4. Fourth term: Multiples of $3^4 = 81$ We find the number of multiples of 81 up to 50: $\left\lfloor \frac{50}{81} \right\rfloor = \lfloor 0.61\dots \rfloor = 0$ Since $3^4 = 81 > 50$, there are no multiples of 81 less than or equal to 50. All subsequent terms for higher powers of 3 will also be 0.

Summing the contributions:

Now, we sum all the calculated terms to find $E_3(50!)$: $E_3(50!) = 16 + 5 + 1 + 0 = 22$ Therefore, the largest $n$ such that $3^n$ divides $50!$ is 22.

Relevant Tips and Common Mistakes

• Prime Base Only: Legendre's Formula directly applies only when the base is a prime number. If you need to find the exponent of a composite number (e.g., $6^n$ divides $50!$), first factorize the composite number into its prime factors ($6 = 2 \times 3$).

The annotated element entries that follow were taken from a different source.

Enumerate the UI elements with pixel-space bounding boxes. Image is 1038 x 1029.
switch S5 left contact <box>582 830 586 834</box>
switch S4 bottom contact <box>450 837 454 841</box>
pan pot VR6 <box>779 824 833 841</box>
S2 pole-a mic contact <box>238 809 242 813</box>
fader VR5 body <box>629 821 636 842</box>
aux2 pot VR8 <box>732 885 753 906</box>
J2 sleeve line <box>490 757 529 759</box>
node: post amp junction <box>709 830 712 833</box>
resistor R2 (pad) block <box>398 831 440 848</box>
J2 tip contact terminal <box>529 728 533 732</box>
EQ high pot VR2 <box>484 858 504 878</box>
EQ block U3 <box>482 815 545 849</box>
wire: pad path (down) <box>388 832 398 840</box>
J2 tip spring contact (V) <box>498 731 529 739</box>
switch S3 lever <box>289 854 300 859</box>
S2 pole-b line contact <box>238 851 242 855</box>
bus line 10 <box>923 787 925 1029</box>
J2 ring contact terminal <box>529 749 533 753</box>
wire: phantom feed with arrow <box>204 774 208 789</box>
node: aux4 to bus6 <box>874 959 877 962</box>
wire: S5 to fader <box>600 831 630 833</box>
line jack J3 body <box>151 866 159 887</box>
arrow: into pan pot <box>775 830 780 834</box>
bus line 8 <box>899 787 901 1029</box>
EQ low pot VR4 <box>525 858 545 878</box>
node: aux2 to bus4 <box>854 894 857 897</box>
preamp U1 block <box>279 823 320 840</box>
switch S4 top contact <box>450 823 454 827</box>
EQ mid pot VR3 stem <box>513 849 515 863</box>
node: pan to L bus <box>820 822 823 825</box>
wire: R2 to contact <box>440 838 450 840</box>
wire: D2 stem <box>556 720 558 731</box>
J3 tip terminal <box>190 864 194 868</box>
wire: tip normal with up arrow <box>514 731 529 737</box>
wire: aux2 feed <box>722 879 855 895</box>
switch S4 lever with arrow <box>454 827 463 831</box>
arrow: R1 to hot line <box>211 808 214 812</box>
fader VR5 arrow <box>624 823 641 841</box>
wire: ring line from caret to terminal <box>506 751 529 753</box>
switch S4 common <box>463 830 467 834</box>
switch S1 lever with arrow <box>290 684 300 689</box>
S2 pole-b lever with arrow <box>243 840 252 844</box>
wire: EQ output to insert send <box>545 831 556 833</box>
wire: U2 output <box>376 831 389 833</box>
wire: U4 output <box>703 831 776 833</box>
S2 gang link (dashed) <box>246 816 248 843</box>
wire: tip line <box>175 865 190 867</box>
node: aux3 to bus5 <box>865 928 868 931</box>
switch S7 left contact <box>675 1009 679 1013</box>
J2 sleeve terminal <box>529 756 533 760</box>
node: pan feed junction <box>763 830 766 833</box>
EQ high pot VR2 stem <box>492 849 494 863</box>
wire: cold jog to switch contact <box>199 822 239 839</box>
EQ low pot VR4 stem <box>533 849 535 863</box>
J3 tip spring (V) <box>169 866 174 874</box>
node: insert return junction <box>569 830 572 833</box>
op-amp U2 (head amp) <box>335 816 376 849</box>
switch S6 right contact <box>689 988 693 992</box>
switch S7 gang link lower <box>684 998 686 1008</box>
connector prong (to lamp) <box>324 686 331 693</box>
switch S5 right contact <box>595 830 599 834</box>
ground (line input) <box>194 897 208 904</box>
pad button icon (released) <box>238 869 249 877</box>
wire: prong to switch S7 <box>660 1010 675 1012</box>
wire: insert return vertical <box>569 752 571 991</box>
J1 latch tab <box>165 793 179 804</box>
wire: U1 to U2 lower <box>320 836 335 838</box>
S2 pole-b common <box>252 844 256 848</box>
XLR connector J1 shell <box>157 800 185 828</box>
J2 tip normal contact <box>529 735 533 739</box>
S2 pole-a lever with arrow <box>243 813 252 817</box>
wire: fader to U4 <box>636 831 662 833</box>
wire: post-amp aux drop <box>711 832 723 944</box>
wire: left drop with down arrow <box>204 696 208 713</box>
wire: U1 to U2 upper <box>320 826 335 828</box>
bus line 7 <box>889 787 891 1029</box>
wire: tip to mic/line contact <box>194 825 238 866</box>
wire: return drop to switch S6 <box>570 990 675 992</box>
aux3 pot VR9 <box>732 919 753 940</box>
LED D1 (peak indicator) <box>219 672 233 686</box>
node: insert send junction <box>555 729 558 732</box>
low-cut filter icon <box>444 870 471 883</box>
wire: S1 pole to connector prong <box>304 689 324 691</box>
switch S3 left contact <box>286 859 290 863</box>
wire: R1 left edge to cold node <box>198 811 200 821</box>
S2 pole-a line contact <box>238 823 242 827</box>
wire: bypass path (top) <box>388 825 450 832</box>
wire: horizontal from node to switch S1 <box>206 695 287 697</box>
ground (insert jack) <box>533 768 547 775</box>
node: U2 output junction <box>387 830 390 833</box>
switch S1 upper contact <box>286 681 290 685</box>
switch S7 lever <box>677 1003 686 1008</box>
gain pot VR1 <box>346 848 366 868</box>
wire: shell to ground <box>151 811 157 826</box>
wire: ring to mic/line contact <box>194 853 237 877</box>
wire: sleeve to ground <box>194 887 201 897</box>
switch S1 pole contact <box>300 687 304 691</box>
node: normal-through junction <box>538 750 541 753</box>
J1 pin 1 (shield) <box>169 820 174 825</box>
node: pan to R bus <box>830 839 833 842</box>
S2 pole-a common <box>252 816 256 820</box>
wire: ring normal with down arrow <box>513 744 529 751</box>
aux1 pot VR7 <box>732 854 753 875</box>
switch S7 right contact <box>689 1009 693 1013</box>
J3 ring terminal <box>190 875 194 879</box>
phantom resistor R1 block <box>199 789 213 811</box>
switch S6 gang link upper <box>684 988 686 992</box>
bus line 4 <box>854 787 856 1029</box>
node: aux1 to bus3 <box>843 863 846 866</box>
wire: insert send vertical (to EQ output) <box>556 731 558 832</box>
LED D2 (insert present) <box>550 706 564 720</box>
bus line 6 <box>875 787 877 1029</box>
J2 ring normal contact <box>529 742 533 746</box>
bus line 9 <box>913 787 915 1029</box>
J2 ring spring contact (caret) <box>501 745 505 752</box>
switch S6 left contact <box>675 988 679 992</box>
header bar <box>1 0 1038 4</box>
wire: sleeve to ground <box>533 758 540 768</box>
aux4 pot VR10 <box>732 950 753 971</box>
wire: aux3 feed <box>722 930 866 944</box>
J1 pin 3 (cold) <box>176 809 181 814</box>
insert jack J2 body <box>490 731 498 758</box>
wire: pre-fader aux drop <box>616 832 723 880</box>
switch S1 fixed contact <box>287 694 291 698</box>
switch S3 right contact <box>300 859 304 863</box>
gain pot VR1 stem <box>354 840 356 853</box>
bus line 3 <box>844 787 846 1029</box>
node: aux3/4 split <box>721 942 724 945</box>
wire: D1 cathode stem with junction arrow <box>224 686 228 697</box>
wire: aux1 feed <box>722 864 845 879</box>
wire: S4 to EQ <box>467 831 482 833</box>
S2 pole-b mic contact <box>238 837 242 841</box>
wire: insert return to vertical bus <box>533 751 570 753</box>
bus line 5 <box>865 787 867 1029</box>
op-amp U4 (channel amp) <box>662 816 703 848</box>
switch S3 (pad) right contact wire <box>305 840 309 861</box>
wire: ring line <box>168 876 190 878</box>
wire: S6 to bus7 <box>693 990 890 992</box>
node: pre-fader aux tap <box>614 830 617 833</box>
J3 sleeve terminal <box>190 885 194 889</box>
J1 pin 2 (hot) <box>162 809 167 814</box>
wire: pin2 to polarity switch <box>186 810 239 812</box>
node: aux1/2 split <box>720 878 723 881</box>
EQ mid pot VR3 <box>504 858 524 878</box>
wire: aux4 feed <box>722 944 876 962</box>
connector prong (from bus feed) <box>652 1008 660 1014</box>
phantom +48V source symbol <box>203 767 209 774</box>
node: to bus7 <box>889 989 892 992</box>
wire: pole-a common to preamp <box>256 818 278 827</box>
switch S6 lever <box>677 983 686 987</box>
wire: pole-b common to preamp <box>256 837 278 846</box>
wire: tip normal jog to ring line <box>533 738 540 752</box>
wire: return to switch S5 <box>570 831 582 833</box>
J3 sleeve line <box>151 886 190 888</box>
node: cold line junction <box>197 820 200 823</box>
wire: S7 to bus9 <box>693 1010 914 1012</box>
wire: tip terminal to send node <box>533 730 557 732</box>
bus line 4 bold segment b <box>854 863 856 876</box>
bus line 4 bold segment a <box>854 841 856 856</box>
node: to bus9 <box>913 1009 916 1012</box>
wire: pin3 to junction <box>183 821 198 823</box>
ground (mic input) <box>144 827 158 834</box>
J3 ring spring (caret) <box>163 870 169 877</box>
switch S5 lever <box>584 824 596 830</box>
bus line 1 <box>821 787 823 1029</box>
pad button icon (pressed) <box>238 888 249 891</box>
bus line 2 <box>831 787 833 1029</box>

Then, find the exponent for each prime factor separately ($E_2(50!)$ and $E_3(50!)$). The final answer will be the minimum of these exponents, because you can only form as many $6$'s as you have pairs of $2$s and $3$s.
• Floor Function Accuracy: Ensure correct calculation of the floor function $\lfloor x \rfloor$, which gives the greatest integer less than or equal to $x$.
• Don't Stop Early: Make sure to continue calculating terms until $\left\lfloor \frac{n}{p^k} \right\rfloor$ becomes 0. Missing higher power terms is a common error.
• Understanding vs. Memorizing: While memorizing the formula is useful, understanding why it works helps in avoiding mistakes and applying it to variations of the problem.

Conclusion

By applying Legendre's Formula, we systematically counted all factors of 3 within the product $50!$. The total count is 22. This means $3^{22}$ is the highest power of 3 that can divide $50!$.

The final answer is $\boxed{\text{22}}$.